Alors qu’elles débutent une semaine de travail au théâtre de Poche à Hédé, où elles liront une version des Amantes le 21 mai lors du week-end « Plumes et goudrons », elles pourraient parler sans s’interrompre de l’œuvre qu’elles décortiquent et analysent afin de saisir des bribes de formes potentielles.

Elles travailleront cela également avec Marine Bachelot, dramaturge (dont on pourra découvrir la création Le fils, sous forme de lecture, le 20 avril à 11h15 au théâtre de la Parcheminerie à Rennes, à l’occasion du festival Mythos), Gaëlle Héraut, chorégraphe, ou encore David Manceau, compositeur. En attendant, elles retroussent les manches de leurs méninges et se lancent à bras le corps dans le fond de l’ouvrage qui met en lumière le destin de 2 jeunes femmes reliées par une usine de sous-vêtements. 
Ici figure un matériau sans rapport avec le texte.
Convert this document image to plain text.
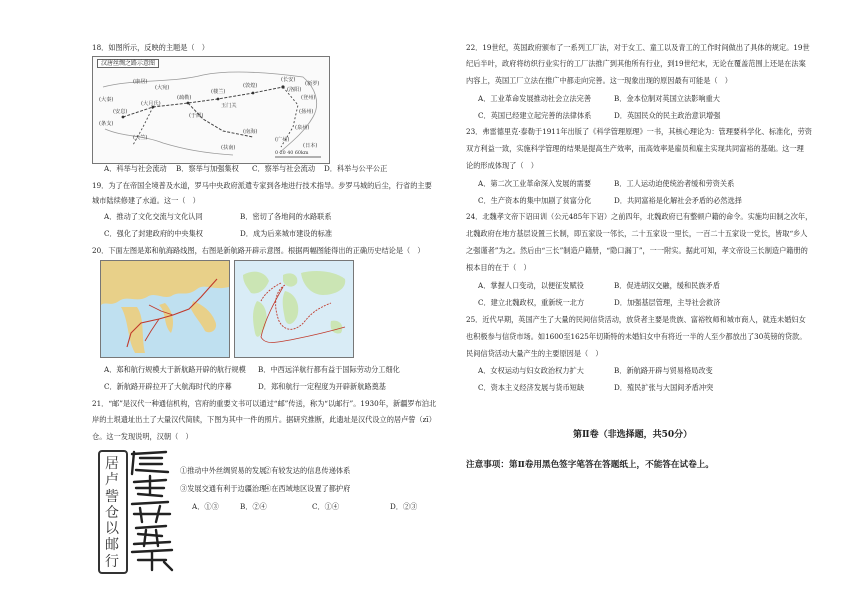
18．如图所示，反映的主题是（　）
汉唐丝绸之路示意图
(长安)
(洛阳)
(敦煌)
(楼兰)
玉门关
(于阗)
(疏勒)
(大宛)
(康居)
(大月氏)
(安息)
(条支)
(大秦)
(天竺)
(扶南)
(南海)
(广州)
(泉州)
(扬州)
(登州)
(新罗)
(日本)
0 20 40 60km
A．科举与社会流动 B．察举与加强集权 C．察举与社会流动 D．科举与公平公正
19．为了在帝国全境普及水道，罗马中央政府派遣专家到各地进行技术指导。步罗马城的后尘，行省的主要
城市陆续修建了水道。这一（　）
A．推动了文化交流与文化认同	B．密切了各地间的水路联系
C．强化了封建政府的中央集权	D．成为后来城市建设的标准
20．下面左图是郑和航海路线图，右图是新航路开辟示意图。根据两幅图能得出的正确历史结论是（　）
A．郑和航行规模大于新航路开辟的航行规模 B．中西远洋航行都有益于国际劳动分工细化
C．新航路开辟拉开了大航海时代的序幕	D．郑和航行一定程度为开辟新航路奠基
21．“邮”是汉代一种通信机构，官府的重要文书可以通过“邮”传送，称为“以邮行”。1930年，新疆罗布泊北
岸的土垠遗址出土了大量汉代简牍，下图为其中一件的照片。据研究推断，此遗址是汉代设立的居卢訾（zī）
仓。这一发现说明，汉朝（　）
居
卢
訾
仓
以
邮
行
①推动中外丝绸贸易的发展
②有较发达的信息传递体系
③发展交通有利于边疆治理
④在西域地区设置了都护府
A．①③	B．②④	C．①④	D．②③
22．19世纪，英国政府颁布了一系列工厂法，对于女工、童工以及青工的工作时间做出了具体的规定。19世
纪后半叶，政府将纺织行业实行的工厂法推广到其他所有行业，到19世纪末，无论在覆盖范围上还是在法案
内容上，英国工厂立法在推广中都走向完善。这一现象出现的原因最有可能是（　）
A．工业革命发展推动社会立法完善	B．金本位制对英国立法影响重大
C．英国已经建立起完善的法律体系	D．英国民众的民主政治意识增强
23．弗雷德里克·泰勒于1911年出版了《科学管理原理》一书，其核心理论为：管理要科学化、标准化，劳资
双方利益一致，实施科学管理的结果是提高生产效率，而高效率是雇员和雇主实现共同富裕的基础。这一理
论的形成体现了（　）
A．第二次工业革命深入发展的需要	B．工人运动迫使统治者缓和劳资关系
C．生产资本的集中加剧了贫富分化	D．共同富裕是化解社会矛盾的必然选择
24．北魏孝文帝下诏田训（公元485年下诏）之前四年，北魏政府已有整顿户籍的命令。实施均田制之次年，
北魏政府在地方基层设置三长制，即五家设一邻长，二十五家设一里长，一百二十五家设一党长，皆取“乡人
之强谨者”为之。然后由“三长”制造户籍册，“隐口漏丁”，一一附实。据此可知，孝文帝设三长制造户籍册的
根本目的在于（　）
A．掌握人口变动，以便征发赋役	B．促进胡汉交融，缓和民族矛盾
C．建立北魏政权，重新统一北方	D．加强基层管理，主导社会救济
25．近代早期，英国产生了大量的民间信贷活动，放贷者主要是贵族、富裕牧师和城市商人，就连未婚妇女
也积极参与信贷市场。如1600至1625年切斯特的未婚妇女中有将近一半的人至少都放出了30英镑的贷款。
民间信贷活动大量产生的主要原因是（　）
A．女权运动与妇女政治权力扩大	B．新航路开辟与贸易格局改变
C．资本主义经济发展与货币短缺	D．殖民扩张与大国间矛盾冲突
第Ⅱ卷（非选择题，共50分）
注意事项：第Ⅱ卷用黑色签字笔答在答题纸上，不能答在试卷上。
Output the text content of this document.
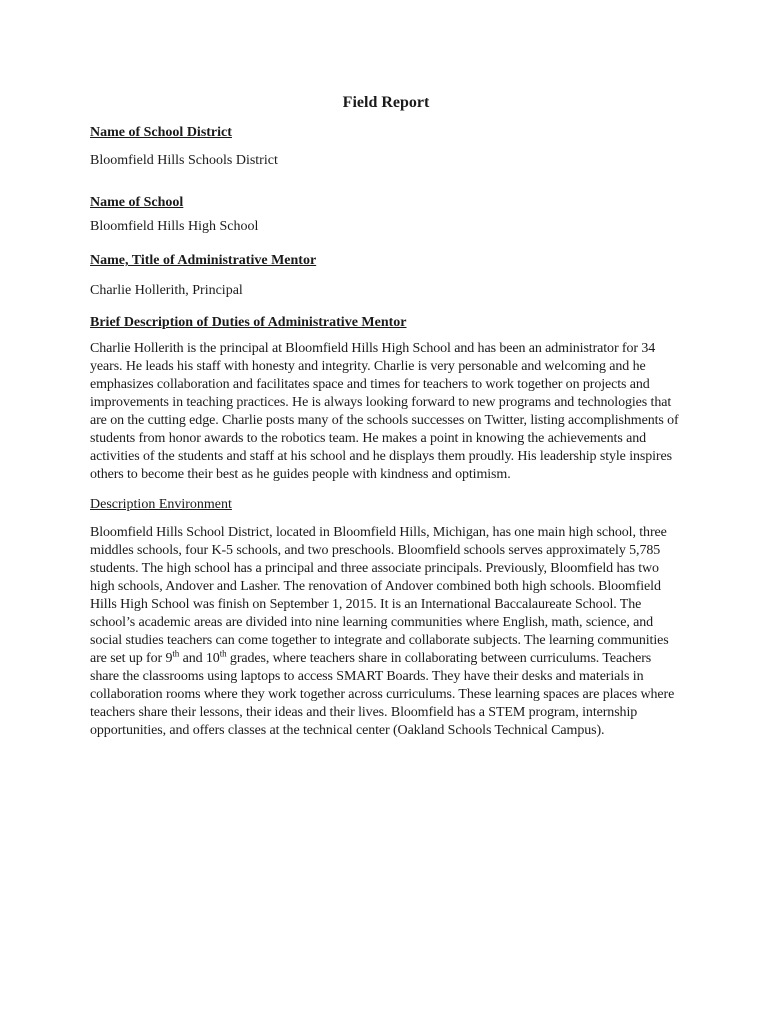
Field Report
Name of School District
Bloomfield Hills Schools District
Name of School
Bloomfield Hills High School
Name, Title of Administrative Mentor
Charlie Hollerith, Principal
Brief Description of Duties of Administrative Mentor

Charlie Hollerith is the principal at Bloomfield Hills High School and has been an administrator for 34 years. He leads his staff with honesty and integrity. Charlie is very personable and welcoming and he emphasizes collaboration and facilitates space and times for teachers to work together on projects and improvements in teaching practices. He is always looking forward to new programs and technologies that are on the cutting edge. Charlie posts many of the schools successes on Twitter, listing accomplishments of students from honor awards to the robotics team. He makes a point in knowing the achievements and activities of the students and staff at his school and he displays them proudly. His leadership style inspires others to become their best as he guides people with kindness and optimism.

Description Environment

Bloomfield Hills School District, located in Bloomfield Hills, Michigan, has one main high school, three middles schools, four K-5 schools, and two preschools. Bloomfield schools serves approximately 5,785 students. The high school has a principal and three associate principals. Previously, Bloomfield has two high schools, Andover and Lasher. The renovation of Andover combined both high schools. Bloomfield Hills High School was finish on September 1, 2015. It is an International Baccalaureate School. The school’s academic areas are divided into nine learning communities where English, math, science, and social studies teachers can come together to integrate and collaborate subjects. The learning communities are set up for 9th and 10th grades, where teachers share in collaborating between curriculums. Teachers share the classrooms using laptops to access SMART Boards. They have their desks and materials in collaboration rooms where they work together across curriculums. These learning spaces are places where teachers share their lessons, their ideas and their lives. Bloomfield has a STEM program, internship opportunities, and offers classes at the technical center (Oakland Schools Technical Campus).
Animées par la rage d’échapper à leur destin, elles vont faire preuve de force, ténacité et de pugnacité pour obtenir ce qu’elles veulent : trouver un homme, se marier et faire des enfants. Si l’histoire se déroule en Autriche dans les années 70, le duo KF ne conservera toutefois pas les références historiques « si ce n’est l’idéal qu’elles se projettent avec la cuisine aménagée et l’électroménager », précise Rozenn Fournier. La finalité de leurs luttes relate un idéal, précisément, qui ne semble plus d’actualité. Qui choque aujourd’hui. Et pourtant…

Mais l’intérêt n’est pas là. Rozenn l’affirme :

« Cet idéal, on ne le comprend pas. Mais on est interpellées par leur façon de se battre. Elles sont capables d’être humiliées, se trainer dans la boue, devenir pire que des carpettes. C’est très cynique de la part de l’auteure ! Elle met un gros coup de pied au cul ! »

Elfriede Jelinek n’épargne pas les femmes, ne les place pas en victimes. Elle les somme de se réveiller. « J’aime son angle de vue pour nous alerter, éviter ce genre de glissement. Même si ça me heurte car c’est violent. J’aime son énergie et la force avec laquelle elle réveille les femmes. », conclut Camille Kerdellant.

Premières sonneries prévues le 31 mars à l’ADEC, Maison du théâtre amateur de Rennes, et le 21 avril à la Péniche Spectacle pour la 20e édition du festival des arts de la parole, Mythos.